Bharti Kher (British/Indian, b.1969) is a leading Indian Contemporary artist who works with painting, collage, photography, sculpture, and installation. Kher was born in London to an Indian immigrant family. She studied painting and design at Middlesex Polytechnic in London, and then at Newcastle Polytechnic in Northern England. In 1992, Kher traveled to India where she met her future husband, Indian artist
Subodh Gupta, and relocated there permanently shortly afterward.
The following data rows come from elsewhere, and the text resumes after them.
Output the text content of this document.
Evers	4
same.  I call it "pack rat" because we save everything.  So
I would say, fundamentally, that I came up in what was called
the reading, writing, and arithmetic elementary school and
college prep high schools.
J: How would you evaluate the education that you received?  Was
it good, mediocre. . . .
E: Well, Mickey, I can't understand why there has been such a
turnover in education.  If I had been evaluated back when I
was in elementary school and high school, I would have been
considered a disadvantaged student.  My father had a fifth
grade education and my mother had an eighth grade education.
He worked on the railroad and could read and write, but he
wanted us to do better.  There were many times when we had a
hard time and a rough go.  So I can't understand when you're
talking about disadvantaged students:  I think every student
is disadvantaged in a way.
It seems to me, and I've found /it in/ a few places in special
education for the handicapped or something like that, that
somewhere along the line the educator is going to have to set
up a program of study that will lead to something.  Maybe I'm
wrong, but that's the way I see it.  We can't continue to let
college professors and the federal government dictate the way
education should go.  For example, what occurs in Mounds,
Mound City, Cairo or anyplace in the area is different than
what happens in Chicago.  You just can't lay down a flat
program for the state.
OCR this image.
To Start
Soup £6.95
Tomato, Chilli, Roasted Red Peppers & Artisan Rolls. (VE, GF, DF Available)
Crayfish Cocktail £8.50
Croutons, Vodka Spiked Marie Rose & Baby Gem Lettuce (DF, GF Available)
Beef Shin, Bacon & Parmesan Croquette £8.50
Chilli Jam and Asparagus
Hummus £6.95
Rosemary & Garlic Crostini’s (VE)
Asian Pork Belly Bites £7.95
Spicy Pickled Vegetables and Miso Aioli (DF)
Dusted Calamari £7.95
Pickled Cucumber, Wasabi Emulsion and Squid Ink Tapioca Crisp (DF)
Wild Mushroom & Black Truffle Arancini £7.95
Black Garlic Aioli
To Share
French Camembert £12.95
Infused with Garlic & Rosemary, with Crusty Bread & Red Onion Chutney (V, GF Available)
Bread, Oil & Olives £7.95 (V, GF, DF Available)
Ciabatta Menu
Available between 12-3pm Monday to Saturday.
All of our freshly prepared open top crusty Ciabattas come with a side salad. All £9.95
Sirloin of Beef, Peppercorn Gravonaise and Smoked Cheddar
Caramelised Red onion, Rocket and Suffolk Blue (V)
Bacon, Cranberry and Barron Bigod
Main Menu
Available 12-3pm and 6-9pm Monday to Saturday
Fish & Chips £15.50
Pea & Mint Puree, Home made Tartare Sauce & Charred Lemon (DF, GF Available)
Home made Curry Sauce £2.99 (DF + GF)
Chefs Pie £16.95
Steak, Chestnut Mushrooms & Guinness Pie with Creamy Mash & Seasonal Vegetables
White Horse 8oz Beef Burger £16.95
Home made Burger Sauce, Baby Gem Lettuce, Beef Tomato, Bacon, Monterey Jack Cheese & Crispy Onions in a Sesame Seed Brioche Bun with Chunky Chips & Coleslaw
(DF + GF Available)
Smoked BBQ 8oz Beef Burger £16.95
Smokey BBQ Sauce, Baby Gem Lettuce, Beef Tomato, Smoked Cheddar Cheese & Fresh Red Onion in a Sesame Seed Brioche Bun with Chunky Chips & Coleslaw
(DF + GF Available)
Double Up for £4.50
Kher is an artist committed to exploring cultural misinterpretations and social codes through her art practice. She uses the bindi as a central motif in her work to link tradition and modernity, East and West. The bindi, an adornment wore by Indian women on their foreheads, is traditionally seen as the sign of a married woman, and the third eye that links the spiritual and material worlds. The painting series
Untitled is composed of multi-layered and multi-colored circular bindis, which refer to the changing roles of women in India, as the bindi lost its traditional meanings and became a fashion accessory. Kher’s famed installation,
The Skin Speaks A Language Not Its Own (2006), features a life-size elephant made with fiberglass and covered with numerous white bindis, kneeling on the floor in an ambiguous state between dying and living. In her sculptures and collages, Kher has created hybrid beings that unite contradictions of gender, species, race, and social role. Sculptures such as
Arione (2004) and
Arione’s Sister (2006) are part-human, part-animal; sperm-shaped bindis writhe over their bodies, completing the vision of a futuristic femininity.
Kher is represented by
Jack Shainman Gallery in New York,
Hauser & Wirth in London, Galerie Perrotin in Paris, and Nature Morte in Delhi. Kher lives and works in New Delhi.